A Manual for Non-Violent Resistance

STUDENT Taraneh Meshkani, University of Toronto

This thesis is concerned with empowering the resistance of sociopolitical movements and their relationship to time and space. At the beginning of the 21st century, grassroots resistance tends to happen in urban settings, challenging the authority of totalitarian regimes. In this context, space plays an important role: spaces of defiance are critical in any power struggle. They can be utilized and activated by both sides of the conflict–governments and opposition movements.

This thesis provides a spatiotemporal analysis of non-violent resistance, situating the practice in the sociopolitical sphere of Iran throughout its history. In analyzing spaces of defiance, Meshkani has chosen non-violent methods of resistance, in particular the 198 methods of non-violent action articulated by Gene Sharp. These methods can be categorized into three different groups.

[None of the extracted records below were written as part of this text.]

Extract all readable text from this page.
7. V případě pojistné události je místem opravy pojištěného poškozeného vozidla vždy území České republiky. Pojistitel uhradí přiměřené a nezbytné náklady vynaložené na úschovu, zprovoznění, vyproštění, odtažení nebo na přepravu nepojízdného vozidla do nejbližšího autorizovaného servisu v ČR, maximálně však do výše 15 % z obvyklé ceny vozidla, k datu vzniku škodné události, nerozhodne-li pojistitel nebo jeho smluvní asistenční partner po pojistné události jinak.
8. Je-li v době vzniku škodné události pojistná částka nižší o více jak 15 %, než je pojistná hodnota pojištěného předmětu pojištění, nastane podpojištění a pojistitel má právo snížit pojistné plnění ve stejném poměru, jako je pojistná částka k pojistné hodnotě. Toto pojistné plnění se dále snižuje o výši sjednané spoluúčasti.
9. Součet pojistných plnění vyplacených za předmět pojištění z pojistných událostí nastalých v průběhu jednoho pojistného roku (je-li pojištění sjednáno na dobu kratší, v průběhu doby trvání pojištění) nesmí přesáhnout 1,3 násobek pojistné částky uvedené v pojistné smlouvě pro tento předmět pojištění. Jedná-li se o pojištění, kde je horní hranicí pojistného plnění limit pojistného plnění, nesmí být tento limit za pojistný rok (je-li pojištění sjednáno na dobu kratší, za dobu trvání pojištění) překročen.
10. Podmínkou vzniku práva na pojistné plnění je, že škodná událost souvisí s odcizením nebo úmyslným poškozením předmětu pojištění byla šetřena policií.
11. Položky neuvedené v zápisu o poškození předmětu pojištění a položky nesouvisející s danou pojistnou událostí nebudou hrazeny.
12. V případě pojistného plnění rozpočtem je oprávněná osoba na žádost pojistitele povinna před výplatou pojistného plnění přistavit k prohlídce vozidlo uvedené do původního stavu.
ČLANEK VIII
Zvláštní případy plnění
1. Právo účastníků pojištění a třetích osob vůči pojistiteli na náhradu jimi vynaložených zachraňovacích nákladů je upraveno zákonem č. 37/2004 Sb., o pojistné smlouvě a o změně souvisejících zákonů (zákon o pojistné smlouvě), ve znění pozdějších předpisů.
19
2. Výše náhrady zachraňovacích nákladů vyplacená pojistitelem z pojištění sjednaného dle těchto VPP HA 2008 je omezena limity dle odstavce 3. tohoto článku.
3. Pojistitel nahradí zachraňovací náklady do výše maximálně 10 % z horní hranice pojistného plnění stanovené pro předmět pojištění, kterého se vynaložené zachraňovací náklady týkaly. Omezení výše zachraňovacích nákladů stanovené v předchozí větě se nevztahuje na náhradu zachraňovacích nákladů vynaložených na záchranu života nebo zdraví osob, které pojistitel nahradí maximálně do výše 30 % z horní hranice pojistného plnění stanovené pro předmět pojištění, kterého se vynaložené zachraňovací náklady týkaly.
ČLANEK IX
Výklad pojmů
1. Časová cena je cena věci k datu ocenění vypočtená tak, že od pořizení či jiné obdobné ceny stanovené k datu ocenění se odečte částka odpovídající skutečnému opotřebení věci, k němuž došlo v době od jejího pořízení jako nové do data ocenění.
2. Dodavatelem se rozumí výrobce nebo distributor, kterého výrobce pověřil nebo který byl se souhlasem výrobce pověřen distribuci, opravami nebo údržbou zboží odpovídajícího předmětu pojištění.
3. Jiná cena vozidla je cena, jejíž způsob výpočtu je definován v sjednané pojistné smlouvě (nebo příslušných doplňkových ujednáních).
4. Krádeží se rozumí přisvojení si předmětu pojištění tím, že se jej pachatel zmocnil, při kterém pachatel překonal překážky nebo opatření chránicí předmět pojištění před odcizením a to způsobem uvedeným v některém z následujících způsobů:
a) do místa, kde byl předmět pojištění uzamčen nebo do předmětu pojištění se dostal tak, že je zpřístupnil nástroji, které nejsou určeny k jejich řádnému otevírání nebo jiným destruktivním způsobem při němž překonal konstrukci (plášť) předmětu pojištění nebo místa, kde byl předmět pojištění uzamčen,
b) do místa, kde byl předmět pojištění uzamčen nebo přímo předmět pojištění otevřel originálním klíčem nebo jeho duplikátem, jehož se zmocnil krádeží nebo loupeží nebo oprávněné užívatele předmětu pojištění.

Firstly, there are methods which look at the possibility of creating extreme multitudes in spaces of defiance. For example, a civic protest becomes a powerful manifestation of the political agenda of the resistance when it goes beyond a specific number of people. After a certain number, it reaches the tipping point and then it becomes difficult to control. In order to meet this critical mass, we need to know the optimal time to take to the streets, and the particularities of the spaces that are host to the demonstrations.

Secondly, there are other methods of non-violent action which use the city as a stage for communicating the message of the movement. Wearing symbols, and using paint and light are some examples of methods that can be adopted.

Thirdly, a set of methods can be employed to communicate and disseminate information. Most of the means of communication and mass media are controlled by governments. Totalitarian governments also shut down any alternative means of communication that rely on the infrastructure of the city. If the resistance cannot communicate and disseminate information, there is no way to reach critical mass and orchestrate groups of people. Since in totalitarian systems the government controls mass media sources such as television, radio and newspapers, people must then rely on non-substantial means of communication for informing each other about upcoming events.

Ultimately, Meshkani’s goal in this thesis is to analyze spaces of defiance and implement all the technologies and new types of media available to enhance the spatial aspect of the conflicts.

JC: Even though these analyses are based in Iran, the lessons learned could be applied to a better understanding of how the technologies of the information age are affecting social behaviours in our urban centres.

AK: This is radical activity. Rather brilliantly, this project does not come close to proposing a building. Instead, it proposes direct ideological action within a highly critical understanding of the city. It can possibly be seen as beyond or at least outside of architecture, part of some broader interdisciplinary experiment not pertinent to current pedagogy or practice. It is in fact the opposite, a call to arms to designers, a manifesto pointing to spatial territory we have long since acquiesced to artists, theorists and activists. Within the academic context, it does what a thesis project should do–it expands our notion of how and where architecture should act, it points to our inadequacies and failed aspirations, and to the increasingly reduced radii of our circular world. In fundamentally questioning where architecture resides, this work is ideological, political and embedded in urbanity.

JL: This is an incredible thesis that asks how an architect can deploy a strategy of protest and civic engagement through an elastic, creative application of architectural tools. What one immediately starts to think about as a result of this work is how the spatiotemporal manual can be applied to other ways within our profession so that we can all become better at consciously engaging in great city-building.